12.4 Effect of Termination. Upon termination, all
rights granted to you under this Agreement immediately cease, you must
stop using the Software, and you must destroy all copies in your
possession. Sections 3, 4, 8, 9, 10, 11, 12.4, 13, and 14 survive
termination.
13. Governing Law and Dispute Resolution
13.1 Governing Law. This Agreement is governed by and
construed in accordance with the laws of the State of South Carolina,
United States of America, without regard to conflict-of-laws
principles. The United Nations Convention on Contracts for the
International Sale of Goods does not apply.
13.2 Venue. Any legal action or proceeding arising
under or related to this Agreement shall be brought exclusively in the
state or federal courts located in South Carolina, and the parties
hereby consent to the personal jurisdiction and venue of such courts.
13.3 Waiver of Class Actions. To the maximum extent
permitted by applicable law, you agree that any dispute resolution
proceedings will be conducted only on an individual basis and not in a
class, consolidated, or representative action.
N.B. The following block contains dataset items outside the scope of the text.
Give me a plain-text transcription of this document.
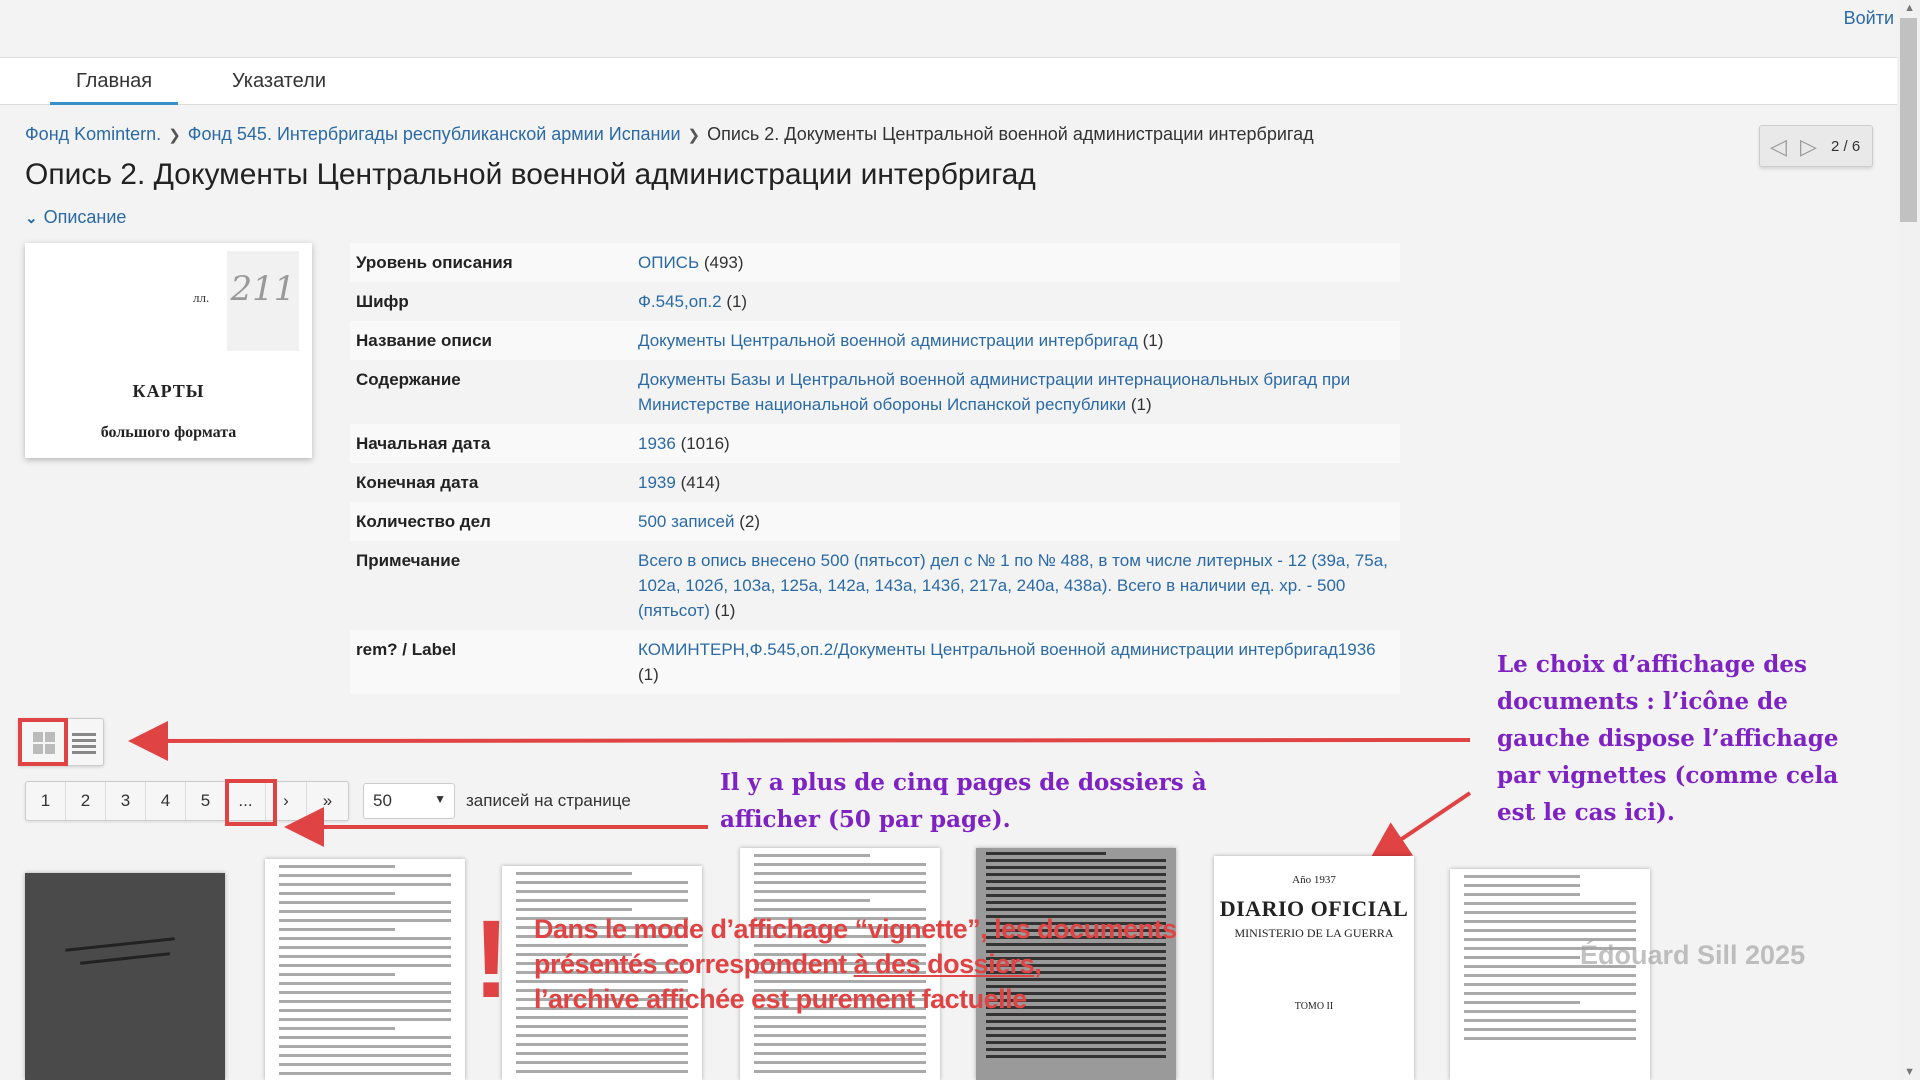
Войти
Главная	Указатели
▲
▼
Фонд Komintern. ❯ Фонд 545. Интербригады республиканской армии Испании ❯ Опись 2. Документы Центральной военной администрации интербригад	◁ ▷ 2 / 6
Опись 2. Документы Центральной военной администрации интербригад
⌄ Описание
211
лл.
КАРТЫ
большого формата
Уровень описания	ОПИСЬ (493)
Шифр	Ф.545,оп.2 (1)
Название описи	Документы Центральной военной администрации интербригад (1)
Содержание	Документы Базы и Центральной военной администрации интернациональных бригад при Министерстве национальной обороны Испанской республики (1)
Начальная дата	1936 (1016)
Конечная дата	1939 (414)
Количество дел	500 записей (2)
Примечание	Всего в опись внесено 500 (пятьсот) дел с № 1 по № 488, в том числе литерных - 12 (39а, 75а, 102а, 102б, 103а, 125а, 142а, 143а, 143б, 217а, 240а, 438а). Всего в наличии ед. хр. - 500 (пятьсот) (1)
rem? / Label	КОМИНТЕРН,Ф.545,оп.2/Документы Центральной военной администрации интербригад1936 (1)
1	2	3	4	5	...	›	»	50	▼ записей на странице
Le choix d’affichage des documents : l’icône de gauche dispose l’affichage par vignettes (comme cela est le cas ici).
Il y a plus de cinq pages de dossiers à afficher (50 par page).
Año 1937
DIARIO OFICIAL
MINISTERIO DE LA GUERRA
TOMO II
! Dans le mode d’affichage “vignette”, les documents
présentés correspondent à des dossiers,
l’archive affichée est purement factuelle
Édouard Sill 2025
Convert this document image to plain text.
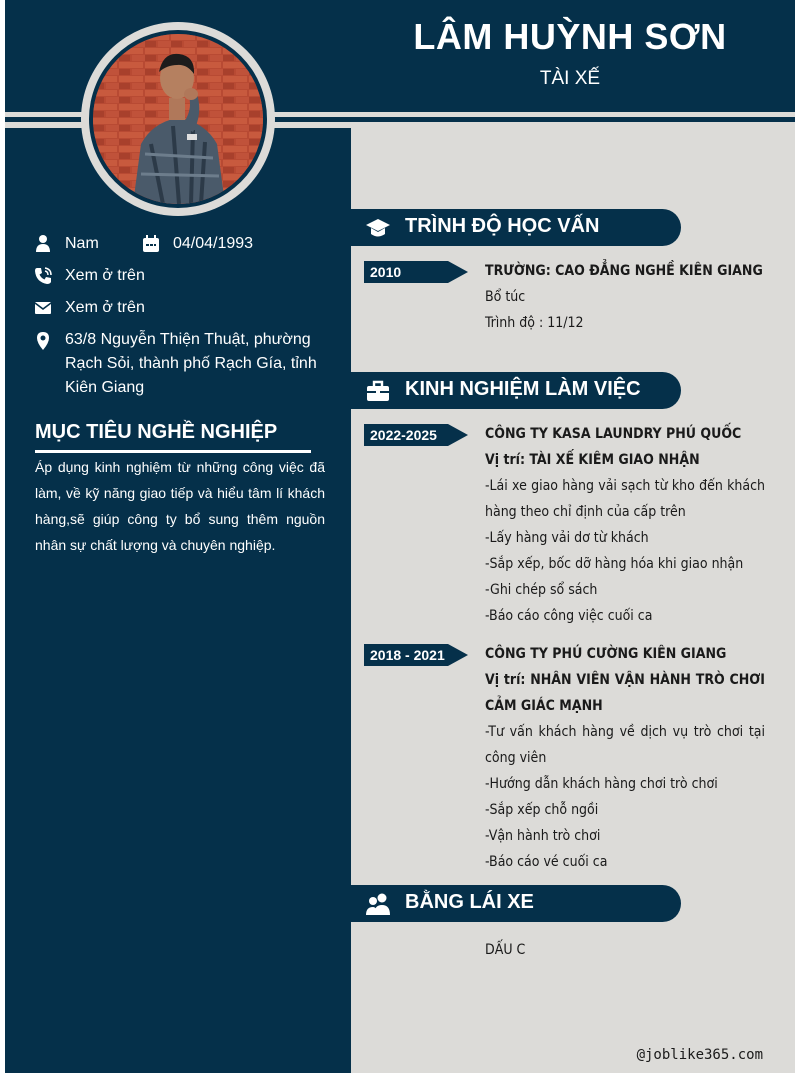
LÂM HUỲNH SƠN
TÀI XẾ
Nam	04/04/1993
Xem ở trên
Xem ở trên
63/8 Nguyễn Thiện Thuật, phường Rạch Sỏi, thành phố Rạch Gía, tỉnh Kiên Giang
MỤC TIÊU NGHỀ NGHIỆP
Áp dụng kinh nghiệm từ những công việc đã làm, về kỹ năng giao tiếp và hiểu tâm lí khách hàng,sẽ giúp công ty bổ sung thêm nguồn nhân sự chất lượng và chuyên nghiệp.
TRÌNH ĐỘ HỌC VẤN
2010	TRƯỜNG: CAO ĐẲNG NGHỀ KIÊN GIANG
Bổ túc
Trình độ : 11/12
KINH NGHIỆM LÀM VIỆC
2022-2025	CÔNG TY KASA LAUNDRY PHÚ QUỐC
Vị trí: TÀI XẾ KIÊM GIAO NHẬN
-Lái xe giao hàng vải sạch từ kho đến khách hàng theo chỉ định của cấp trên
-Lấy hàng vải dơ từ khách
-Sắp xếp, bốc dỡ hàng hóa khi giao nhận
-Ghi chép sổ sách
-Báo cáo công việc cuối ca
2018 - 2021	CÔNG TY PHÚ CƯỜNG KIÊN GIANG
Vị trí: NHÂN VIÊN VẬN HÀNH TRÒ CHƠI CẢM GIÁC MẠNH
-Tư vấn khách hàng về dịch vụ trò chơi tại công viên
-Hướng dẫn khách hàng chơi trò chơi
-Sắp xếp chỗ ngồi
-Vận hành trò chơi
-Báo cáo vé cuối ca
BẰNG LÁI XE
DẤU C
@joblike365.com
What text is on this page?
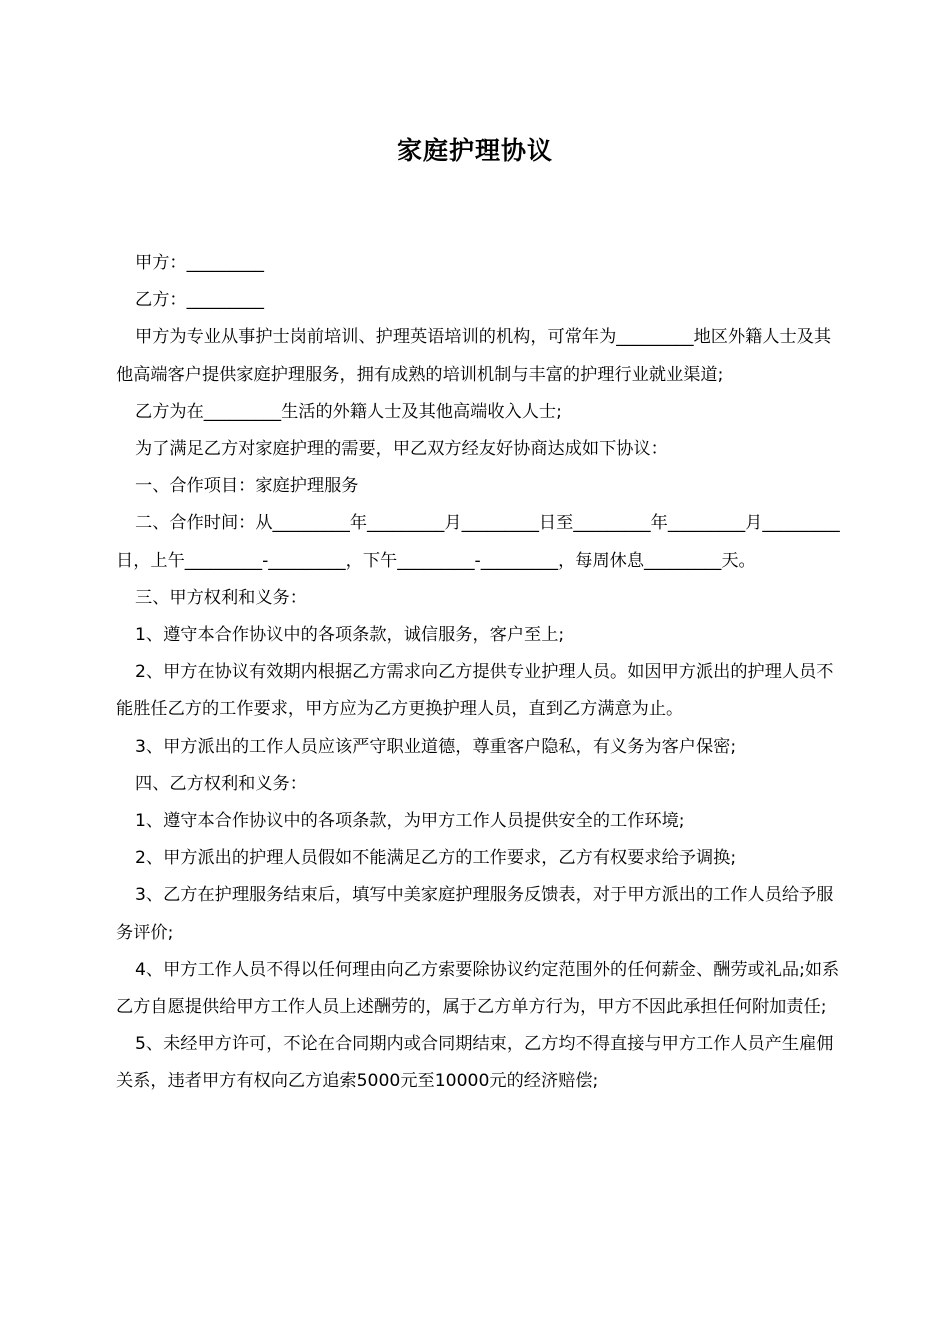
家庭护理协议

甲方：_________

乙方：_________

甲方为专业从事护士岗前培训、护理英语培训的机构，可常年为_________地区外籍人士及其他高端客户提供家庭护理服务，拥有成熟的培训机制与丰富的护理行业就业渠道;

乙方为在_________生活的外籍人士及其他高端收入人士;

为了满足乙方对家庭护理的需要，甲乙双方经友好协商达成如下协议：

一、合作项目：家庭护理服务

二、合作时间：从_________年_________月_________日至_________年_________月_________日，上午_________-_________，下午_________-_________，每周休息_________天。

三、甲方权利和义务：

1、遵守本合作协议中的各项条款，诚信服务，客户至上;

2、甲方在协议有效期内根据乙方需求向乙方提供专业护理人员。如因甲方派出的护理人员不能胜任乙方的工作要求，甲方应为乙方更换护理人员，直到乙方满意为止。

3、甲方派出的工作人员应该严守职业道德，尊重客户隐私，有义务为客户保密;

四、乙方权利和义务：

1、遵守本合作协议中的各项条款，为甲方工作人员提供安全的工作环境;

2、甲方派出的护理人员假如不能满足乙方的工作要求，乙方有权要求给予调换;

3、乙方在护理服务结束后，填写中美家庭护理服务反馈表，对于甲方派出的工作人员给予服务评价;

4、甲方工作人员不得以任何理由向乙方索要除协议约定范围外的任何薪金、酬劳或礼品;如系乙方自愿提供给甲方工作人员上述酬劳的，属于乙方单方行为，甲方不因此承担任何附加责任;

5、未经甲方许可，不论在合同期内或合同期结束，乙方均不得直接与甲方工作人员产生雇佣关系，违者甲方有权向乙方追索5000元至10000元的经济赔偿;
13.4 Attorneys' Fees. In any action to enforce
this Agreement, the prevailing party is entitled to recover its
reasonable attorneys' fees and costs.
14. General Provisions
14.1 Entire Agreement. This Agreement, together with
any order documents and the documentation provided with the Software,
constitutes the entire agreement between you and Licensor regarding
the Software and supersedes all prior or contemporaneous communications,
proposals, and agreements.
14.2 Modifications. Licensor may modify this
Agreement from time to time by posting an updated version on its
website. Your continued use of the Software after such modifications
constitutes acceptance of the modified Agreement. If you do not agree
to a modification, you must cease using the Software.
14.3 Severability. If any provision of this Agreement
is held invalid or unenforceable, that provision will be modified to
the minimum extent necessary to make it enforceable, or if not
possible, severed, and the remaining provisions remain in full force
and effect.
14.4 No Waiver. Failure by Licensor to enforce any
provision of this Agreement does not constitute a waiver of that
provision or any other provision.
14.5 Assignment. You may not assign or transfer this
Agreement or any rights or obligations under it without
Licensor's prior written consent. Licensor may freely assign this
Agreement. Any attempted assignment in violation of this Section is
void.
14.6 Notices. Notices to Licensor must be sent to
[email protected]
or to the LLC's registered agent address on file with the South
Carolina Secretary of State.
14.7 Independent Contractors. The parties are
independent contractors. This Agreement does not create any
partnership, joint venture, agency, or employment relationship.
14.8 Force Majeure. Licensor is not liable for any
delay or failure in performance caused by circumstances beyond its
reasonable control.
14.9 Headings. Section headings are for convenience
only and do not affect interpretation.